Wednesday, 20 November 2013

Hamzah Khan – four types of failing


I eventually finished reading the Hamzah Khan Serious Case Review Overview Report (http://www.bradford-scb.org.uk/hamzah_khan_scr.htm). I ploughed on to the bitter end…. 

The report is not easy to read. It is long and quite confusing. Fact, deductions from fact and opinions are often mixed together in a way that I found hard to digest. In some places there is too much detail, but in other crucial areas there is too little. I can now understand why ministers and civil servants may have become impatient with it.

Although the report does not, in my view, satisfactorily address why questions, it does identify what seem to be four areas of service failure.

Firstly there was a failure of health surveillance. The ideal is that most families with small children should receive some regular input from their GP and Health Visitor during the early years. Hamzah’s mother did not co-operate with health professionals and it seems to have taken far too long for any action to occur to try to overcome her resistance. The GP appears simply to have thrown in the towel and removed the name of the child from the practice list.

This is the issue in the case that concerns me most. For reasons that have never been clear to me, the number of Health Visitors was allowed to fall under the last Government resulting, by 2010, in very high caseloads and overworked practitioners. Although the present Government has an ambitious target for reversing this decline, it is not clear whether this can be met and progress to date has been modest.


Dating back more than 150 years, the UK tradition of Health Visiting (http://www.nursinginpractice.com/article/history-health-visiting) is one that has been widely admired and copied in other countries. Most families with very young children welcome the help and support of a Health Visitor in providing advice and guidance about their child’s health. Sadly, in recent years, because of high caseloads, services have become increasingly focused on families who have already been identified as being high-need.

I believe all children have a right to health care and to have appropriate access to health care professionals. In most cases parents facilitate this right, but in rare instances they frustrate it. The NSPCC is certainly right to suggest that a ‘red flag’ should be raised by health professionals if a child slips off the health surveillance radar (http://www.bbc.co.uk/news/uk-england-24924117) , but I wonder whether we need something more.

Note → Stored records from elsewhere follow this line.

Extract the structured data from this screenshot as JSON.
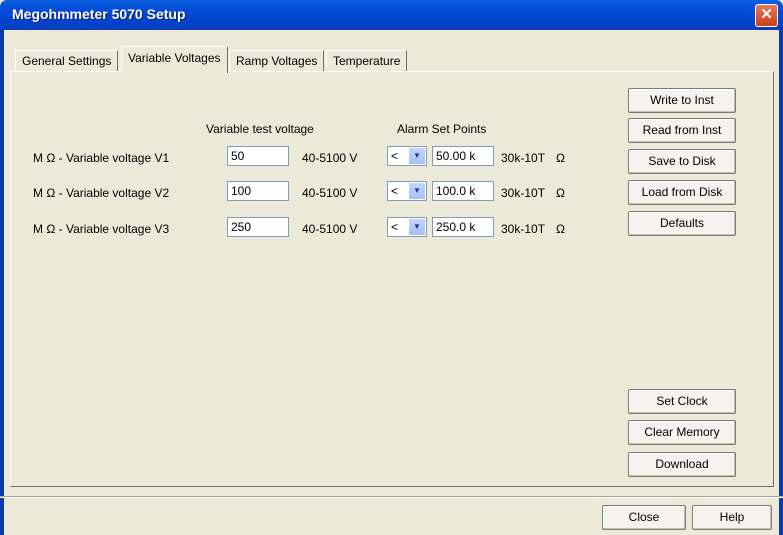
{
  "window": {
    "title": "Megohmmeter 5070 Setup",
    "close_glyph": "✕"
  },
  "tabs": [
    "General Settings",
    "Variable Voltages",
    "Ramp Voltages",
    "Temperature"
  ],
  "active_tab": "Variable Voltages",
  "headers": {
    "test_voltage": "Variable test voltage",
    "alarm": "Alarm Set Points"
  },
  "rows": [
    {
      "label": "M Ω - Variable voltage  V1",
      "voltage": "50",
      "range": "40-5100 V",
      "comparator": "<",
      "alarm": "50.00 k",
      "alarm_range": "30k-10T",
      "unit": "Ω"
    },
    {
      "label": "M Ω - Variable voltage  V2",
      "voltage": "100",
      "range": "40-5100 V",
      "comparator": "<",
      "alarm": "100.0 k",
      "alarm_range": "30k-10T",
      "unit": "Ω"
    },
    {
      "label": "M Ω - Variable voltage  V3",
      "voltage": "250",
      "range": "40-5100 V",
      "comparator": "<",
      "alarm": "250.0 k",
      "alarm_range": "30k-10T",
      "unit": "Ω"
    }
  ],
  "side_buttons": [
    "Write to Inst",
    "Read from Inst",
    "Save to Disk",
    "Load from Disk",
    "Defaults"
  ],
  "lower_buttons": [
    "Set Clock",
    "Clear Memory",
    "Download"
  ],
  "footer": {
    "close": "Close",
    "help": "Help"
  },
  "colors": {
    "titlebar": "#0449d6",
    "face": "#ece9d8",
    "close_button": "#c9401a"
  }
}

Although I have never been a fan of more legislation, I do wonder whether or not we should consider some way of overcoming a parent’s unwillingness to having their child medically monitored during the early years. Perhaps some sort of court order, possibly like a Child Assessment Order, could be introduced to allow health professionals to conduct a non-invasive medical examination where there was a proven refusal by a parent to have their child checked for milestones. In most cases parents would probably consent to an examination of their child once they were informed that otherwise an order would be applied for. This idea might sound heavy handed but, without something like this, I do not see how we guarantee a child’s right to health care when a parent wilfully denies the child access to health professionals.

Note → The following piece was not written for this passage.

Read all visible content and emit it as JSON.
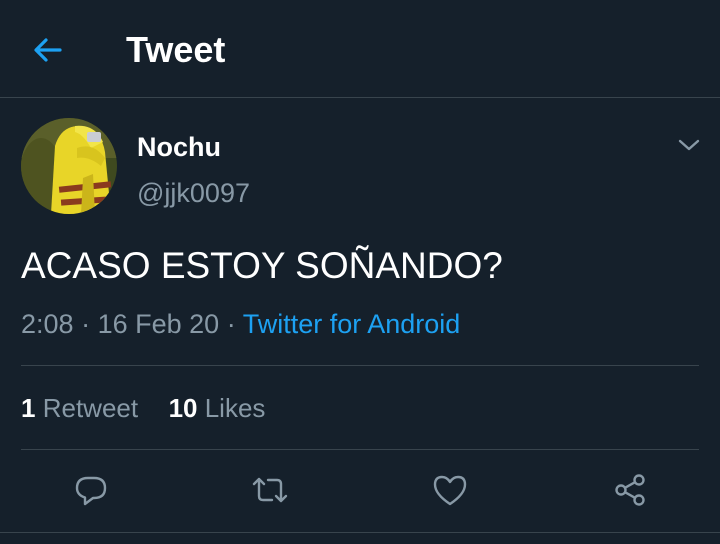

Another theme from the Review is professionals’ failure to consider the impact of domestic violence on the children. In this case the father, who was seen as the perpetrator, had been removed from the home and mother was conceived of as the victim. The focus of help appears to have been on protecting her from him. As so often in child protection we see confirmation bias and fixation error resulting in professionals focusing on one aspect of the case and simply not being able to see other aspects. The children's needs were largely invisible. Training professionals to spot when loss of situation awareness is  happening is something that should be much more common. Building simple mechanisms to review and challenge received-opinions about a case should be an important focus of management. Had one group or another de-briefed properly following contact with this family, somebody might have asked the key question – does mother pose any sort of danger to her children?

That brings us to failures to listen to children and young people. A cry for help from one of Hamzah’s older siblings went unheard, wrongly interpreted as teenage angst.

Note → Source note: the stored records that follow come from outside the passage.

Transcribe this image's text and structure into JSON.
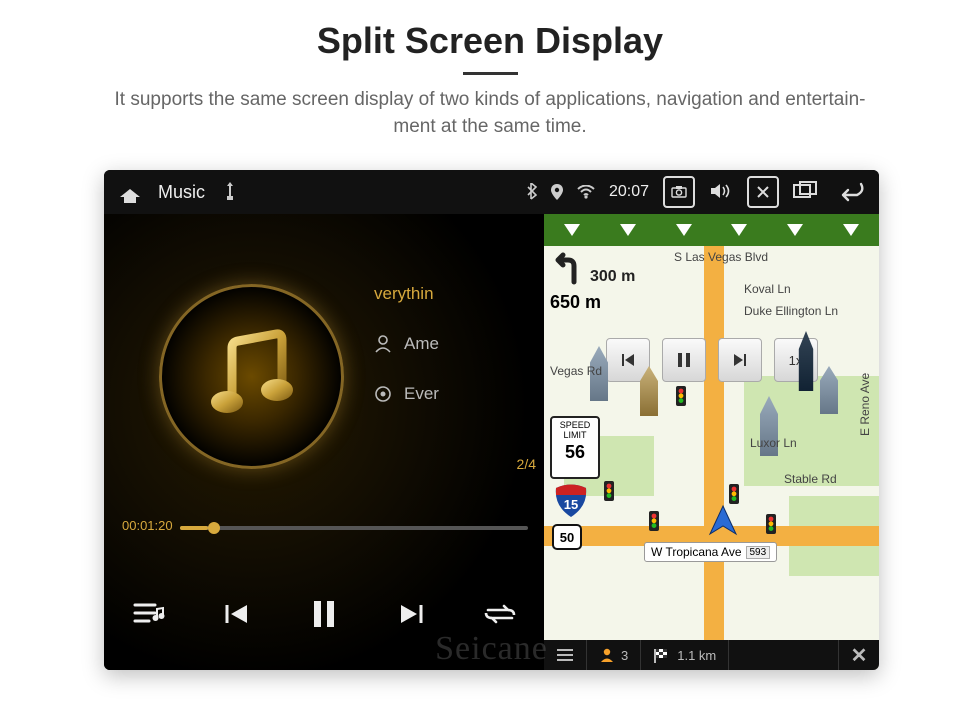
{
  "header": {
    "title": "Split Screen Display",
    "subtitle_line1": "It supports the same screen display of two kinds of applications, navigation and entertain-",
    "subtitle_line2": "ment at the same time."
  },
  "status": {
    "app_label": "Music",
    "clock": "20:07"
  },
  "music": {
    "tracks": [
      {
        "label": "verythin"
      },
      {
        "label": "Ame"
      },
      {
        "label": "Ever"
      }
    ],
    "counter": "2/4",
    "elapsed": "00:01:20"
  },
  "nav": {
    "turn1_dist": "300 m",
    "turn2_dist": "650 m",
    "speed_caption": "SPEED LIMIT",
    "speed_value": "56",
    "interstate": "15",
    "route_sign": "50",
    "playback_speed": "1x",
    "roads": {
      "blvd": "S Las Vegas Blvd",
      "koval": "Koval Ln",
      "duke": "Duke Ellington Ln",
      "vegas_rd": "Vegas Rd",
      "luxor": "Luxor Ln",
      "stable": "Stable Rd",
      "reno": "E Reno Ave",
      "tropicana": "W Tropicana Ave",
      "tropicana_badge": "593"
    },
    "footer": {
      "person_count": "3",
      "route_dist": "1.1 km"
    }
  },
  "watermark": "Seicane"
}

It is easy to say that we must listen to children more, but adults need to be educated and trained to listen to children better and they need to be supported in articulating a child’s voice within organisations in which adult values and approaches dominate decision-making. Most children’s services remain strongly maternalistic/paternalistic. We need to think of ways in which they can become less so.

Some adults are naturally very able at talking to and listening to children, but most, who aren’t, need to be helped to become better. That is quite a tall order but it does seem to me to be a clear priority for training and staff development across all professional groups who work with children and young people. Talking to and listening to children should be a key part of any qualifying training across a range of professions delivering children’s services and there should be regular top-up training, in my view at least annually. And we should assess children’s services professionals according to how well they are able to communicate with children.

The final area concerns failures to respond to child protection referrals appropriately. This is the area that the minister feels is not addressed clearly in the report and I think most people would agree with him that the report does not provide a clear picture of why referrals were not followed up. Hopefully the report’s authors will be able to assist in answering the minister’s questions. I will return to this area in a new post, when the additional information becomes available.